IFN beta 1 (AA 22-182) (Active) Protein

Catalog No. ABIN2666650

This Recombinant IFN beta 1 protein is produced in HEK-293 Cells.

Quick Overview for IFN beta 1 (AA 22-182) (Active) Protein (ABIN2666650)

Target: IFN beta 1

Protein Type: Recombinant

Biological Activity: Active

Origin: Mouse

Source: HEK-293 Cells

Application: Flow Cytometry (FACS)

Purity: > 98 % , as determined by Coomassie stained SDS-PAGE.

Product Details

Protein Characteristics: AA 22-182

Sterility: 0.22 μm filtered

Endotoxin Level:

Less than 0.01 ng per μg cytokine as determined by the LAL method.

Application Details

Application Notes: Optimal working dilution should be determined by the investigator.

Comment:

Biological activity: IFN-β1 bioactivity was measured by its property to protect L929 cells from the cytopathic effect (CPE) of encephalomyocarditis virus (EMCV) in a dose dependent manner. The specific activity is 5.1 x 107 units/mg.

Restrictions: For Research Use only

Handling

Format: Liquid

Reconstitution: For maximum results, quick spin vial prior to opening. The protein can be aliquoted and stored from -20 °C to -70 °C. Stock solutions can also be prepared at 50-100 μg/mL in sterile buffer (PBS, HPBS, DPBS, or EBSS) containing carrier protein such as 0.2-1 % BSA or HSA and stored in working aliquots at -20 °C to -70 °C.

Buffer: 0.22 μm filtered protein solution is in PBS.
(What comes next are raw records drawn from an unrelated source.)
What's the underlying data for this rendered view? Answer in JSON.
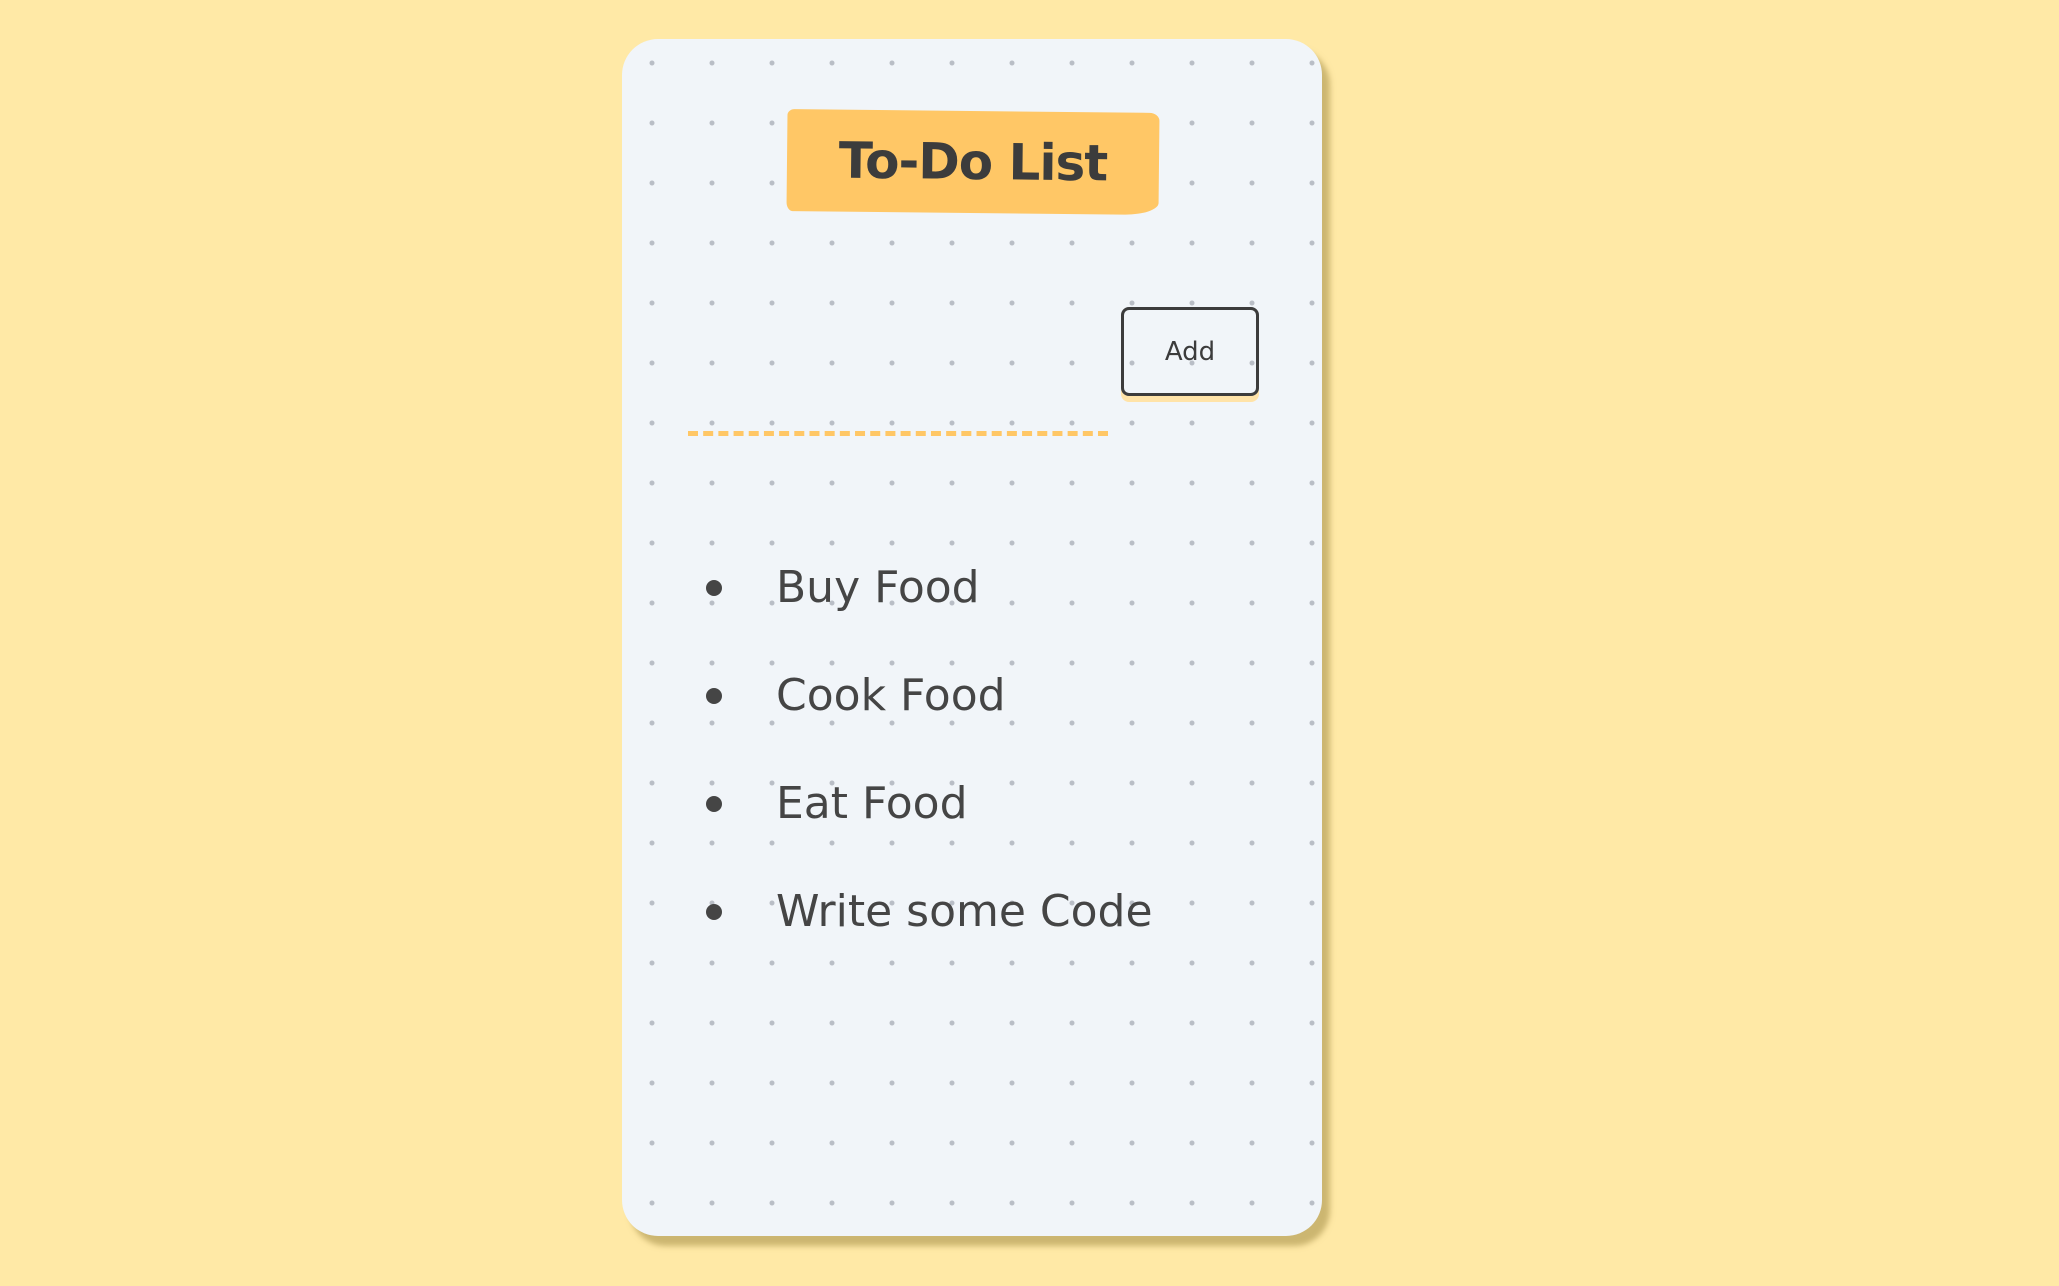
{
  "heading": {
    "title": "To-Do List"
  },
  "input": {
    "value": "",
    "placeholder": ""
  },
  "add_button": {
    "label": "Add"
  },
  "todo_items": [
    {
      "text": "Buy Food"
    },
    {
      "text": "Cook Food"
    },
    {
      "text": "Eat Food"
    },
    {
      "text": "Write some Code"
    }
  ],
  "colors": {
    "page_background": "#ffe9a6",
    "card_background": "#f1f5f9",
    "accent": "#ffc766",
    "text": "#3c3c3c"
  }
}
Handling Advice: Avoid repeated freeze/thaw cycles.

Storage: -20 °C

Storage Comment: Unopened vial can be stored between 2°C and 8°C for one month, at -20°C for six months, or at -70°C for one year.

Target Details

Target: IFN beta 1

Alternative Name: IFN-Beta1

Background: IFN-β1 is part of the type I IFN multigene family which includes at least eight subclases: IFN-α, IFN-β, IFN-ε, IFN-κ, IFN-ω, IFN-τ, IFN-δ, and IFN-ζ (limitin). Type I interferons (IFNs) (alpha/beta interferon [IFN-α/β]) are expressed as a first line of defense against viruses and play a critical role in the antiviral response. The antiviral activity of type I IFNs is exerted by different mechanisms, e.g. blockage of viral entry into the cell, control of viral transcription, cleavage of RNA, and preventing translation, therefore, type I IFNs block virus replication. In addition, type I INFs modulate the innate and adaptive immune responses. IFN-α/β induces natural killer cell cytotoxicity and expression of major histocompatibility complex class I on most cells and costimulatory molecules on antigen-presenting cells. Also, type I interferons act directly on CD8 T cells to allow clonal expansion and memory formation in response to viral infection. Plasmacytoid dendritic cells (pDCs) produce high amounts of type I interferons (IFNs) and a variety of inflammatory cytokines and chemokines in response to viral infections. Mice deficient for IFN-β type I IFN receptor (IFNAR) have demonstrated an increased susceptibility to experimental autoimmune encephalomyelitis (EAE). Animal studies have shown that neutralization of IL-23 or the lack of IL-23 p19 gene expression completely ameliorated EAE. These data correlate with the fact that IFN-β has been used in the treatment of multiple sclerosis (MS) in humans, and it has been suggested that IFN-β inhibits human Th17 cell differentiation. It is known that Th17 cells play a central role in the immunopathogenesis of MS, and IL-23 plays a role in the expansion of differentiated TL17 cells in mice and differentiation of Th17 cells in humans.

Molecular Weight: The 175 amino acid recombinant protein has a predicted molecular mass of approximately 21.2 kDa. The DTT-reduced and non-reduced protein migrates at approximately 36 kDa by SDS-PAGE. The N-terminal amino acid is Ile.